You should have received a copy of the CC0 Public Domain Dedication

along with this software. If not, see

http://creativecommons.org/publicdomain/zero/1.0/.

This is tz.js, a library for working with time zones from JavaScript.

It incorporates data from the tz database (also known as the Olson database), available at http://www.iana.org/time-zones (with the unofficial repository at https://github.com/eggert/tz ) and in the public domain.

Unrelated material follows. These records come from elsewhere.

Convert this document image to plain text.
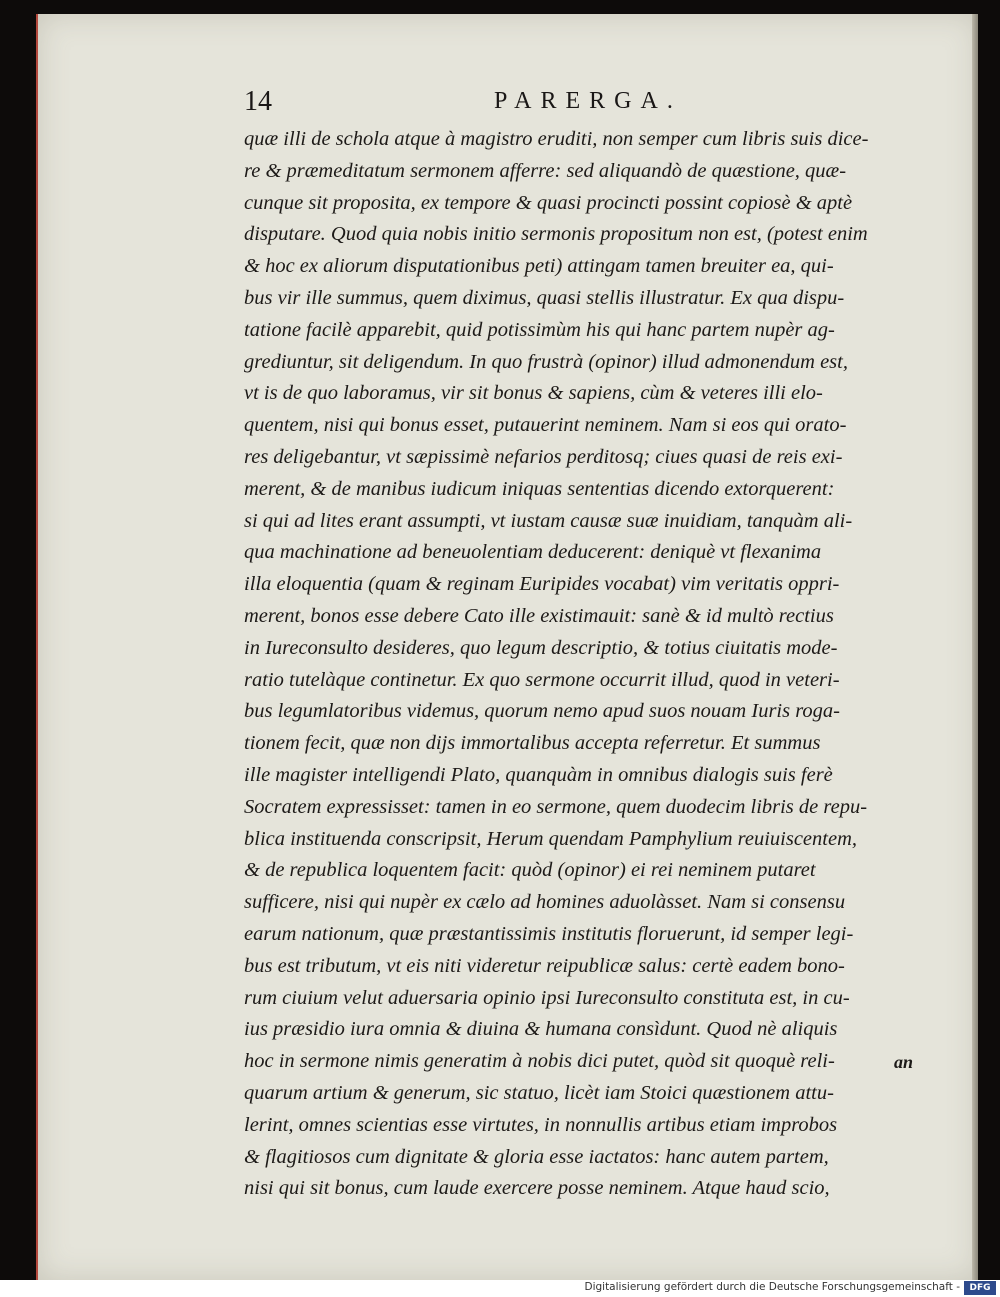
14	PARERGA.
quæ illi de schola atque à magistro eruditi, non semper cum libris suis dice-
re & præmeditatum sermonem afferre: sed aliquandò de quæstione, quæ-
cunque sit proposita, ex tempore & quasi procincti possint copiosè & aptè
disputare. Quod quia nobis initio sermonis propositum non est, (potest enim
& hoc ex aliorum disputationibus peti) attingam tamen breuiter ea, qui-
bus vir ille summus, quem diximus, quasi stellis illustratur. Ex qua dispu-
tatione facilè apparebit, quid potissimùm his qui hanc partem nupèr ag-
grediuntur, sit deligendum. In quo frustrà (opinor) illud admonendum est,
vt is de quo laboramus, vir sit bonus & sapiens, cùm & veteres illi elo-
quentem, nisi qui bonus esset, putauerint neminem. Nam si eos qui orato-
res deligebantur, vt sæpissimè nefarios perditosq; ciues quasi de reis exi-
merent, & de manibus iudicum iniquas sententias dicendo extorquerent:
si qui ad lites erant assumpti, vt iustam causæ suæ inuidiam, tanquàm ali-
qua machinatione ad beneuolentiam deducerent: deniquè vt flexanima
illa eloquentia (quam & reginam Euripides vocabat) vim veritatis oppri-
merent, bonos esse debere Cato ille existimauit: sanè & id multò rectius
in Iureconsulto desideres, quo legum descriptio, & totius ciuitatis mode-
ratio tutelàque continetur. Ex quo sermone occurrit illud, quod in veteri-
bus legumlatoribus videmus, quorum nemo apud suos nouam Iuris roga-
tionem fecit, quæ non dijs immortalibus accepta referretur. Et summus
ille magister intelligendi Plato, quanquàm in omnibus dialogis suis ferè
Socratem expressisset: tamen in eo sermone, quem duodecim libris de repu-
blica instituenda conscripsit, Herum quendam Pamphylium reuiuiscentem,
& de republica loquentem facit: quòd (opinor) ei rei neminem putaret
sufficere, nisi qui nupèr ex cælo ad homines aduolàsset. Nam si consensu
earum nationum, quæ præstantissimis institutis floruerunt, id semper legi-
bus est tributum, vt eis niti videretur reipublicæ salus: certè eadem bono-
rum ciuium velut aduersaria opinio ipsi Iureconsulto constituta est, in cu-
ius præsidio iura omnia & diuina & humana consìdunt. Quod nè aliquis
hoc in sermone nimis generatim à nobis dici putet, quòd sit quoquè reli-
quarum artium & generum, sic statuo, licèt iam Stoici quæstionem attu-
lerint, omnes scientias esse virtutes, in nonnullis artibus etiam improbos
& flagitiosos cum dignitate & gloria esse iactatos: hanc autem partem,
nisi qui sit bonus, cum laude exercere posse neminem. Atque haud scio,
an
Digitalisierung gefördert durch die Deutsche Forschungsgemeinschaft -	DFG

Files currently in the distribution are:

build.py

Python script to produce all output (tz.js and tests).

build-tests.py

Python script to produce the test output (invoked by build.py).

build-tz.py

Python script to build the tz database.

compiled-to-json.py

A working tool for converting the binary timezone data format (see
tzfile(5), available in the tzcode* file in the tz database) into
JSON suitable for use in tz.js.

get-latest-tz-release.py

A tool to download (into this source directory) the latest versions
of the tz database and print their names.

source-to-json.py

Work in progress on a tool to replace compiled-to-json.py (at some
time in the indefinite future) with data allowing the time zone data
to be represented more compactly.

tz.js.in

The source to tz.js, to be compiled using build.py.

The JavaScript API that this library provides is documented at the
end of the tz.js.in file.

A few notes about the goals of this library:

This library intentionally does not support times prior to 1970. This is both because it is unlikely to be useful, and because the timezone database does not split zones if there were differences within them prior to 1970, as described in http://www.iana.org/time-zones/repository/tz-link.html . This means that while the information from the zone data is intended to be valid for the reference city prior to 1970, it is often not valid throughout the zone. Therefore data from the tz database about transitions prior to 1970 have been removed to save space, and times prior to 1970 are intentionally rejected.

Build instructions:

  • You probably need to build on a Unix-ish system (I use Ubuntu Linux; Mac OS X probably also works). (For building the tests correctly, a 'date' command that deals with a TZ environment variable containing file paths is required.)

  • Note that the build process retrieves the latest version of the timezone database over the network.

  • Run build.py, and the output appears in the output/ subdirectory.

  • To properly serve tz.js.gz on an Apache server, you probably need this in an .htaccess file: <FilesMatch .js.gz$> ForceType text/javascript AddDefaultCharset UTF-8 AddEncoding x-gzip gz

  • The output will need to be regenerated from new versions of the
    Time Zone Database in order to continue having correct time zone
    data. New versions tend to come out about 10-20 times per year.
    See http://www.iana.org/time-zones .

Further notes:

  • The resulting tz.js (produced by build.py), or (preferably) its compressed form tz.js.gz, is the only file you need to serve to serve the library. With the current (2016i) copy of the tz database, the gzip-compressed tz.js is 54,285 bytes, which includes all of the necessary data from the tz database.

  • The documentation of the actual JS API is at the end of tz.js.in.